Гарроуэй посмотрел на сержанта Хьюстона и кивнул.
— Понимаю, сержант. Только иногда я задаюсь вопросом, а вы знаете, где проходит грань? Между личной свободой и нуждами коллектива?
— Личная свобода? — воскликнул младший капрал Бак-стер. — Что, черт возьми, это значит?

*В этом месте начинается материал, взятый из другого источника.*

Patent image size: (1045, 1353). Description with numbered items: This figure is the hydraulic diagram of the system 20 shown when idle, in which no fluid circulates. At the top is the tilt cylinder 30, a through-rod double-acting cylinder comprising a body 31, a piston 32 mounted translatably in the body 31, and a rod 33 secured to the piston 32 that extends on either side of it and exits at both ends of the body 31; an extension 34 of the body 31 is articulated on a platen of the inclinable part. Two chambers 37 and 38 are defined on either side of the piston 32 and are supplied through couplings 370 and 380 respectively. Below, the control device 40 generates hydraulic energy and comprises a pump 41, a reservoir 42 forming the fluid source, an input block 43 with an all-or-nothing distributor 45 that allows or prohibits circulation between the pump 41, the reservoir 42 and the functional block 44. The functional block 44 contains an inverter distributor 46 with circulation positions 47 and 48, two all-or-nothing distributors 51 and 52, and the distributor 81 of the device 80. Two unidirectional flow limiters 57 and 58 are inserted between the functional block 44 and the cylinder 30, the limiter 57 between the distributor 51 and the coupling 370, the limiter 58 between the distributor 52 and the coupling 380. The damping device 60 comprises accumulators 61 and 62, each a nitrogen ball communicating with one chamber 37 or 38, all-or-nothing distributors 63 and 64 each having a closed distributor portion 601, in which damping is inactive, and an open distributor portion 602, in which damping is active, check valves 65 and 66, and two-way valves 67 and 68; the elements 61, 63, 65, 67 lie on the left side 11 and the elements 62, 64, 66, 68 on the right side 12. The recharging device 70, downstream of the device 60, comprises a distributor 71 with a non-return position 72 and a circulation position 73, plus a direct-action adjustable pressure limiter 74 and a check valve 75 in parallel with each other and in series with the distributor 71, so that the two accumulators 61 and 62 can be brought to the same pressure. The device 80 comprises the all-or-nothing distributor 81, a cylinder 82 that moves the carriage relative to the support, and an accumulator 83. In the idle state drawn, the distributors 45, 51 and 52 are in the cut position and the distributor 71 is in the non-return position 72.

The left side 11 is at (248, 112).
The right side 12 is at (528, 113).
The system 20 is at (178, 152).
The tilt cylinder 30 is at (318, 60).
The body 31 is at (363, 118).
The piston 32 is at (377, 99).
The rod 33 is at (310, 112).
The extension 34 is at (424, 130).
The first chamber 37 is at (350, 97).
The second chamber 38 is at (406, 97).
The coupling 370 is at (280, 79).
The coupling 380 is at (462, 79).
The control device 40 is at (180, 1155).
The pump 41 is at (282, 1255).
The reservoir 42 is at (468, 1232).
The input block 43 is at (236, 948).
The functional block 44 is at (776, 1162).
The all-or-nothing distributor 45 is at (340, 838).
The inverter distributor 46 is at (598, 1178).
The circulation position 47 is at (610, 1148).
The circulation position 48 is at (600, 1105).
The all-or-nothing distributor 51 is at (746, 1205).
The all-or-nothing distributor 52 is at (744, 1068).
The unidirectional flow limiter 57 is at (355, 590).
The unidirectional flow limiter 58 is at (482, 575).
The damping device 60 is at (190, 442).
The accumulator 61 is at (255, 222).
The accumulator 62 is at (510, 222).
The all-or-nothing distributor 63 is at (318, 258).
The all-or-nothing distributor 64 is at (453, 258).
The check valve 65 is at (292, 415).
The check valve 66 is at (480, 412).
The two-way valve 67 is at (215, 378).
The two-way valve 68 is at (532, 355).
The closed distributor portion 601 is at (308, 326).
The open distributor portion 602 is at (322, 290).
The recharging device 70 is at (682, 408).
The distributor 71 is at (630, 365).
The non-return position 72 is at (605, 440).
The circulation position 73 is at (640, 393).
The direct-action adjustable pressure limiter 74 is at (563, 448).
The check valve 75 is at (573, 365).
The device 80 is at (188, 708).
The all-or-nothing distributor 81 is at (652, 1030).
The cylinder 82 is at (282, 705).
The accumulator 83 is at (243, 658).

— Используйте ваши языковые фильтры, старики, — сказала ему со смехом Алиссон Вайс. — Я вас не понимаю!
— Эй, я не возражаю, — сказал Тремкисс, пожав плечами. — Вы, парни, сохраняете старые словечки, я — новые. Когда приезжаешь в Гуанчжоу, говори по-китайски или вал.
— Опять, Кисси? — зарычал Дюнн.
— М-м… Когда ты в Китае, говори на китайском языке или проваливай?
— Уже лучше. — Он усмехнулся. — Рядовой, вы ведь не хотите, чтобы вас приняли за гражданское лицо?
— Аминь! — засмеялась Алиссон.
— Итак, каков план? — спросил Иглтон, меняя тему разговора. — Как мы намереваемся захватить эти чертовы Врата?
— Разумеется, подойдем к парадной двери и постучимся, — произнес Хьюстон и постучал по столу. — Есть кто дома? Это морские пехотинцы Межзвездного Подразделения!
— Если нам позволят подойти так близко, — сказал Вомицки. — Парни, как вы думаете, насколько велика эта гребаная штуковина?